Top Ten Tuesday: Books Too Good to Review Properly

This year, I’ll be participating in Top Ten Tuesday, hosted by thatartsyreadergirl.

This is a mixed list of books – some of them are genuinely too good to review properly, but most of them are actually too difficult to review. This is (in part) my list of books that are so caught up with a specific time, place or feeling, it’s difficult to put such a personal experience into words.

  1. Piranesi by Susanna Clarke
    Part of the reason this book is hard to review is because it’s best to go into it knowing as little as possible, and to let yourself be swept along with the main character. It’s definitely an experience best lived without expectation – making Piranesi very hard to review for other readers.
  2. Kindred by Octavia E. Butler
    It’s equally hard to review a book where the pitch is just ‘it hurts. You need to read it’. Plenty of people have put into words why Butler is a master of the genre, so luckily I didn’t have to.

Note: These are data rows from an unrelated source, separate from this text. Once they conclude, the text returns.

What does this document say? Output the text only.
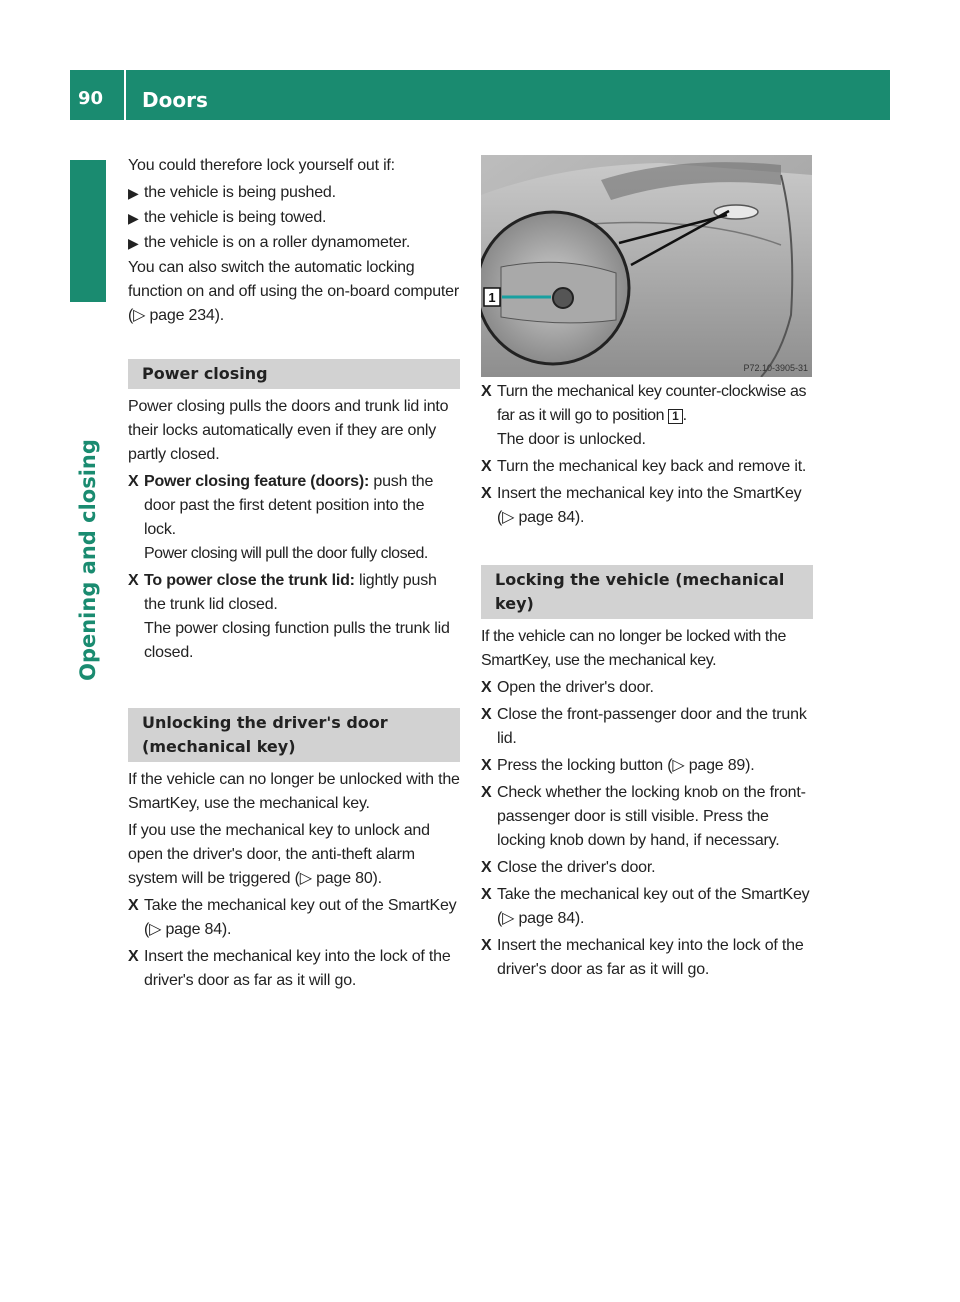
90 Doors
Opening and closing

You could therefore lock yourself out if:

▶ the vehicle is being pushed.
▶ the vehicle is being towed.
▶ the vehicle is on a roller dynamometer.

You can also switch the automatic locking function on and off using the on-board computer (▷ page 234).

Power closing

Power closing pulls the doors and trunk lid into their locks automatically even if they are only partly closed.

X Power closing feature (doors): push the door past the first detent position into the lock.
Power closing will pull the door fully closed.
X To power close the trunk lid: lightly push the trunk lid closed.
The power closing function pulls the trunk lid closed.
Unlocking the driver's door (mechanical key)

If the vehicle can no longer be unlocked with the SmartKey, use the mechanical key.

If you use the mechanical key to unlock and open the driver's door, the anti-theft alarm system will be triggered (▷ page 80).

X Take the mechanical key out of the SmartKey (▷ page 84).
X Insert the mechanical key into the lock of the driver's door as far as it will go.
1
P72.10-3905-31
X Turn the mechanical key counter-clockwise as far as it will go to position 1 .
The door is unlocked.
X Turn the mechanical key back and remove it.
X Insert the mechanical key into the SmartKey (▷ page 84).
Locking the vehicle (mechanical key)

If the vehicle can no longer be locked with the SmartKey, use the mechanical key.

X Open the driver's door.
X Close the front-passenger door and the trunk lid.
X Press the locking button (▷ page 89).
X Check whether the locking knob on the front-passenger door is still visible. Press the locking knob down by hand, if necessary.
X Close the driver's door.
X Take the mechanical key out of the SmartKey (▷ page 84).
X Insert the mechanical key into the lock of the driver's door as far as it will go.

  3. The House in the Cerulean Sea by T.J. Klune
    This one is so specifically caught up in a time period for me that any review would struggle to articulate why it’s objectively good. I read this in the middle of a global pandemic, sad about celebrating my birthday alone – at any other time it may well have been too twee, but in that moment, it was exactly the soft, quiet balm for my soul that I needed.

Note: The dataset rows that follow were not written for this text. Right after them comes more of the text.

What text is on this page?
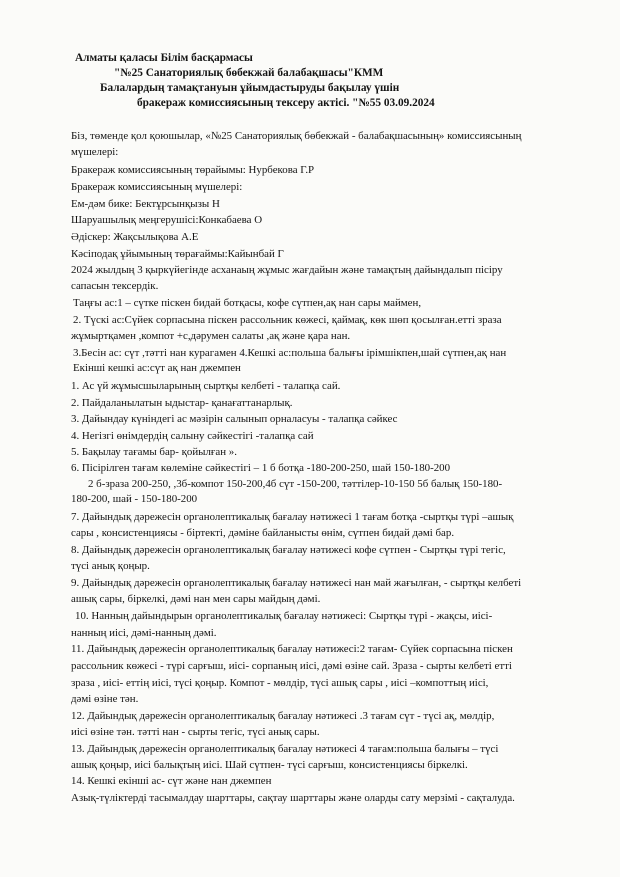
Алматы қаласы Білім басқармасы
"№25 Санаториялық бөбекжай балабақшасы"КММ
Балалардың тамақтануын ұйымдастыруды бақылау үшін
бракераж комиссиясының тексеру актісі. "№55 03.09.2024
Біз, төменде қол қоюшылар, «№25 Санаториялық бөбекжай - балабақшасының» комиссиясының
мүшелері:
Бракераж комиссиясының төрайымы: Нурбекова Г.Р
Бракераж комиссиясының мүшелері:
Ем-дәм бике: Бектұрсынқызы Н
Шаруашылық меңгерушісі:Конкабаева О
Әдіскер: Жақсылықова А.Е
Кәсіподақ ұйымының төрағаймы:Кайынбай Г
2024 жылдың 3 қыркүйегінде асханаың жұмыс жағдайын және тамақтың дайындалып пісіру
сапасын тексердік.
Таңғы ас:1 – сүтке піскен бидай ботқасы, кофе сүтпен,ақ нан сары маймен,
2. Түскі ас:Сүйек сорпасына піскен рассольник көжесі, қаймақ, көк шөп қосылған.етті зраза
жұмыртқамен ,компот +с,дәрумен салаты ,ақ және қара нан.
3.Бесін ас: сүт ,тәтті нан курагамен 4.Кешкі ас:польша балығы ірімшікпен,шай сүтпен,ақ нан
Екінші кешкі ас:сүт ақ нан джемпен
1. Ас үй жұмысшыларының сыртқы келбеті - талапқа сай.
2. Пайдаланылатын ыдыстар- қанағаттанарлық.
3. Дайындау күніндегі ас мәзірін салынып орналасуы - талапқа сәйкес
4. Негізгі өнімдердің салыну сәйкестігі -талапқа сай
5. Бақылау тағамы бар- қойылған ».
6. Пісірілген тағам көлеміне сәйкестігі – 1 б ботқа -180-200-250, шай 150-180-200
2 б-зраза 200-250, ,3б-компот 150-200,4б сүт -150-200, тәттілер-10-150 5б балық 150-180-
180-200, шай - 150-180-200
7. Дайындық дәрежесін органолептикалық бағалау нәтижесі 1 тағам ботқа -сыртқы түрі –ашық
сары , консистенциясы - біртекті, дәміне байланысты өнім, сүтпен бидай дәмі бар.
8. Дайындық дәрежесін органолептикалық бағалау нәтижесі кофе сүтпен - Сыртқы түрі тегіс,
түсі анық қоңыр.
9. Дайындық дәрежесін органолептикалық бағалау нәтижесі нан май жағылған, - сыртқы келбеті
ашық сары, біркелкі, дәмі нан мен сары майдың дәмі.
10. Нанның дайындырын органолептикалық бағалау нәтижесі: Сыртқы түрі - жақсы, иісі-
нанның иісі, дәмі-нанның дәмі.
11. Дайындық дәрежесін органолептикалық бағалау нәтижесі:2 тағам- Сүйек сорпасына піскен
рассольник көжесі - түрі сарғыш, иісі- сорпаның иісі, дәмі өзіне сай. Зраза - сырты келбеті етті
зраза , иісі- еттің иісі, түсі қоңыр. Компот - мөлдір, түсі ашық сары , иісі –компоттың иісі,
дәмі өзіне тән.
12. Дайындық дәрежесін органолептикалық бағалау нәтижесі .3 тағам сүт - түсі ақ, мөлдір,
иісі өзіне тән. тәтті нан - сырты тегіс, түсі анық сары.
13. Дайындық дәрежесін органолептикалық бағалау нәтижесі 4 тағам:польша балығы – түсі
ашық қоңыр, иісі балықтың иісі. Шай сүтпен- түсі сарғыш, консистенциясы біркелкі.
14. Кешкі екінші ас- сүт және нан джемпен
Азық-түліктерді тасымалдау шарттары, сақтау шарттары және оларды сату мерзімі - сақталуда.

  4. The Priory of the Orange Tree by Samantha Shannon
    I read this book when I was just getting back into epic fantasy after a long absence, and a large part of its meaning for me was in reminding me that there is a place for women and queer people in the general after all. Someone actually wrote a 900 page tome (that, admittedly, totally should have been a duology) with people like me in mind.
  5. The Book Thief by Markus Zusak
    This is the book that made 14 year old me want to be a writer (still a dream, if I ever find the right plot). I’ve read this several times and I always find something new in the richness of the language and the way the story unfurls over time. I’ve also met the author (this is my most treasured signed book) and he’s a total gem of a person.

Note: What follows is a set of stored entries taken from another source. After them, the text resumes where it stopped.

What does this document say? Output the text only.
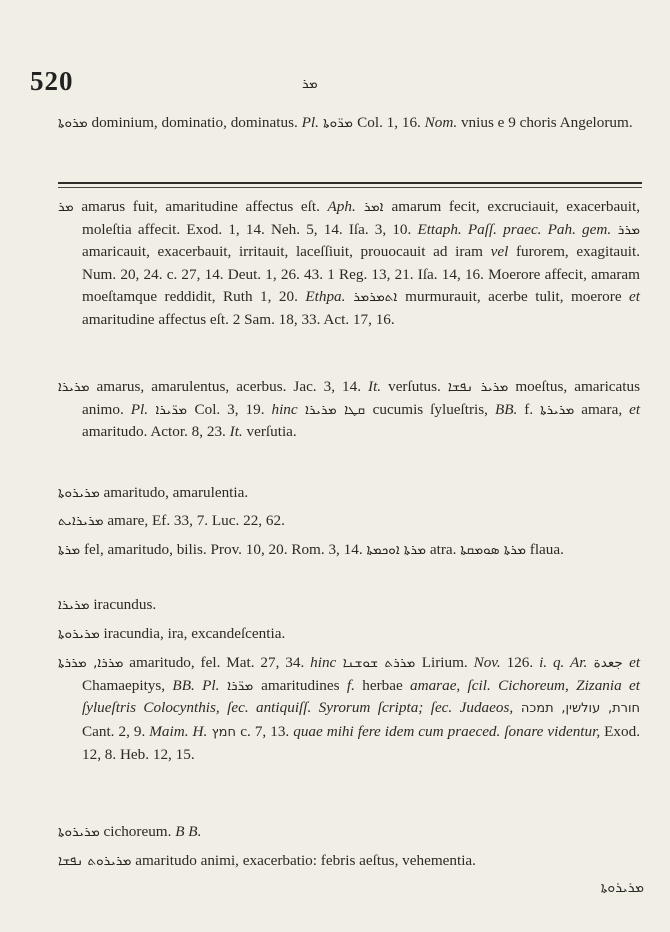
520	ܡܪ
ܡܪܘܬܐ dominium, dominatio, dominatus. Pl. ܡܪ̈ܘܬܐ Col. 1, 16. Nom. vnius e 9 choris Angelorum.
ܡܪ amarus fuit, amaritudine affectus eſt. Aph. ܐܡܪ amarum fecit, excruciauit, exacerbauit, moleſtia affecit. Exod. 1, 14. Neh. 5, 14. Iſa. 3, 10. Ettaph. Paſſ. praec. Pah. gem. ܡܪܪ amaricauit, exacerbauit, irritauit, laceſſiuit, prouocauit ad iram vel furorem, exagitauit. Num. 20, 24. c. 27, 14. Deut. 1, 26. 43. 1 Reg. 13, 21. Iſa. 14, 16. Moerore affecit, amaram moeſtamque reddidit, Ruth 1, 20. Ethpa. ܐܬܡܪܡܪ murmurauit, acerbe tulit, moerore et amaritudine affectus eſt. 2 Sam. 18, 33. Act. 17, 16.
ܡܪܝܪܐ amarus, amarulentus, acerbus. Jac. 3, 14. It. verſutus. ܡܪܝܪ ܢܦܫܐ moeſtus, amaricatus animo. Pl. ܡܪ̈ܝܪܐ Col. 3, 19. hinc ܩܛܐ ܡܪܝܪܐ cucumis ſylueſtris, BB. f. ܡܪܝܪܬܐ amara, et amaritudo. Actor. 8, 23. It. verſutia.
ܡܪܝܪܘܬܐ amaritudo, amarulentia.
ܡܪܝܪܐܝܬ amare, Ef. 33, 7. Luc. 22, 62.
ܡܪܬܐ fel, amaritudo, bilis. Prov. 10, 20. Rom. 3, 14. ܡܪܬܐ ܐܘܟܡܬܐ atra. ܡܪܬܐ ܣܘܡܩܬܐ flaua.
ܡܪܝܪܐ iracundus.
ܡܪܝܪܘܬܐ iracundia, ira, excandeſcentia.
ܡܪܪܐ, ܡܪܪܬܐ amaritudo, fel. Mat. 27, 34. hinc ܡܪܪܬ ܫܘܫܢܐ Lirium. Nov. 126. i. q. Ar. جعدة et Chamaepitys, BB. Pl. ܡܪ̈ܪܐ amaritudines f. herbae amarae, ſcil. Cichoreum, Zizania et ſylueſtris Colocynthis, ſec. antiquiſſ. Syrorum ſcripta; ſec. Judaeos, חורת, עולשין, תמכה Cant. 2, 9. Maim. H. חמץ c. 7, 13. quae mihi fere idem cum praeced. ſonare videntur, Exod. 12, 8. Heb. 12, 15.
ܡܪܝܪܘܬܐ cichoreum. B B.
ܡܪܝܪܘܬ ܢܦܫܐ amaritudo animi, exacerbatio: febris aeſtus, vehementia.
ܡܪܝܪܘܬܐ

  6. The Empire of Gold by S.A. Chakraborty
    I binged my way through all 700+ pages of this two years ago, and never wrote a review. Looking back, I’d struggle to review this book because I’ve forgotten a lot of the details, I just remember being completely immersed in the world and feeling a desperate need to keep reading and find out what happened next.
  7. The Goblin Emperor by Katherine Addison
    Another book that I read at the right time when I was desperately in need of something optimistic. It’s also hard to review without mentioning the highly formal prose – but I worry that would turn many readers off when, imo, it’s one of the most creative and fun parts of the book once you get your head around it.
  8. To Be Taught if Fortunate by Becky Chambers
    I find Chambers more hit and miss than many do, but this is by far my favourite of her books. It’s technically very competent – good prose, well-rounded characters, story fits nicely in the restricted novella length – but what it really does well is capture the sheer awe and horror of space exploration, and really bring back all those childhood feelings about how cool it would be to explore the great unknown, but with an adult tinge of better understanding the difficult ethical questions that come alongside it. I’m glad I read this pre-pandemic when I was less jaded.
  9. A Natural History of Dragons by Marie Brennan
    These books are actually fairly easy to review individually – Lady Trent charms us with her narrative voice, plot things happen – but this is a series where the whole is more than the sum of the parts, for me. Each book is fun on its own, but the real joy is in seeing the mystery unfold across the series, until the jaw dropping moment in book #5 where you realise exactly what Isabella is seeing, and all the clues slot into place. I don’t typically re-read, but I’m very tempted to revisit this series this year.
  10. The Relentless Moon by Mary Robinette Kowal
    Another book that should be easy to review; this is basically the textbook example of how to write a science fiction thriller that uses all the elements of the genre to best effect. But I spent most of the book with my heart in my mouth, making it very difficult to form coherent sentences when I was first done.